Created on 05-14-201808:51 PM - edited 08-17-201907:29 AM
A quick glance at NiFi’s 252+ processors shows that it can
solve a wide array of use cases out of the box. What is not immediately obvious is the flexibility that its attributes and expression language
can provide. This allows it to quickly,
easily, and efficiently solve complex use cases that would require significant customization to solve in other solutions.
For example, sending all of the incoming data to both Kafka
and HDFS while sending 10% to a dev environment and a portion to a partner
system based on the content of the data (e.g. CustomerName=ABC). These more
complex routing scenarios are easily accommodated using UpdateAttribute,
RouteOnAttribute, and RouteOnContent.
Another example of NiFi’s flexibility is the ability to
multiplex data flows. In traditional ETL systems, the schema is tightly coupled
to the data as it moves between systems, because transformations occur in
transit. In more modern ELT scenarios, the data is often loaded into the
destination with minimal transformations before the complex transformation step
is kicked off. This has many advantages and allows NiFi to focus on the EL
portion of the flow.
When focused on EL, there is far less of a need for the
movement engine to be schema aware since it is general focused on simple
routing, filtering, format translation, and concatenation. One common scenario
is when loading data from many Kafka topics into their respective HDFS
directories and/or Hive tables with only simple transformations. In traditional
systems, this would require one flow per topic, but by parameterizing flows, one flow can be used for all topics.

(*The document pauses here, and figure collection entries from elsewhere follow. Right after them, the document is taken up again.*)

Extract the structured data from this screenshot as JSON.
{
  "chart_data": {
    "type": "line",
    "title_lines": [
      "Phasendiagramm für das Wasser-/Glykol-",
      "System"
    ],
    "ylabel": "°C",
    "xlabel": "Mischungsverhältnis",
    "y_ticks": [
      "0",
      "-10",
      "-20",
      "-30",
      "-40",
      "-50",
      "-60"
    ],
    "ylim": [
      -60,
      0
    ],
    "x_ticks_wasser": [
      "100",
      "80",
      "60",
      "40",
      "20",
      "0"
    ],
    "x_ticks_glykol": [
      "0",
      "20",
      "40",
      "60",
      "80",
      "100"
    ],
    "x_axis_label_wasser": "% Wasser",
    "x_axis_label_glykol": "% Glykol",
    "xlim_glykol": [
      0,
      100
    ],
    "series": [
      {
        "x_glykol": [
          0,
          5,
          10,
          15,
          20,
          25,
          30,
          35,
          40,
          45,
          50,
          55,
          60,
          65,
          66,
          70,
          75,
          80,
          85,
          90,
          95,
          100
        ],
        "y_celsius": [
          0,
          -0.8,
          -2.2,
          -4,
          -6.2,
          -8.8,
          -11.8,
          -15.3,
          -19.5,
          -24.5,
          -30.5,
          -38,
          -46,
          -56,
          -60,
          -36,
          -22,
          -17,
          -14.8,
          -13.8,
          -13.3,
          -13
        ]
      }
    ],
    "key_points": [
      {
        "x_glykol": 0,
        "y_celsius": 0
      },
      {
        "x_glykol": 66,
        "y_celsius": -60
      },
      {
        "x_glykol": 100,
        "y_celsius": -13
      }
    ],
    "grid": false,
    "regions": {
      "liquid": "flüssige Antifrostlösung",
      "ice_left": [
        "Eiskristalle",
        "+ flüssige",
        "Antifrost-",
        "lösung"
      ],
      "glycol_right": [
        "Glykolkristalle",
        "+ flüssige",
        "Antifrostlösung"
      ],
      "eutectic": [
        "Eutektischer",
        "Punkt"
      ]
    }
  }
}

In the image below you can see the configurations and
attributes that make this possible. The ConsumeKafka processor can use a list
of topics or a regular expression to consume from many topics at once. Each
FlowFile (e.g. batch of Kafka messages) has an attribute added called
"kafka.topic" to identify its source topic.
Next, in order to load streaming data into HDFS or Hive, it
is recommended to use MergeContent to combine records into large files (e.g.
every 1GB or every 15 minutes). In MergeContent, setting the “correlation
attribute” configuration to “kafka.topic” ensures that only records from the
same kafka topic are combined (similar to a group-by clause). After the files
are merged, the “directory” configuration in HDFS can be parameterized (e.g.
/myDir/${kafka.topic}) in order to load the data into the correct directory
based on the kafka topic name.
Note that this diagram includes a retry and notify on
failure process group. This type of solution is highly recommended for
production flows. More information can be found here.
This example could easily be extended to include file format
translation (e.g. ConverAvroToORC), filtering (e.g. RouteOnContent),
kafka-topic to HDFS-directory mapping (e.g. UpdateAttribute). It can even
trigger downstream processing (e.g. ExecuteSparkInteractive, PutHiveQL,
ExecuteStreamCommand, etc.) or periodically update metrics and logging
solutions such as Graphite, Druid, or Solr. Of course, this solution also
applies to many more data stores than just Kafka and HDFS.
Overall, parameterizing flows in NiFi for multiplexing can
reduce complexity for EL use cases and simplify administration. This design is
straightforward to implement and uses core NiFi features. It is also easily
extended to a variety of use cases.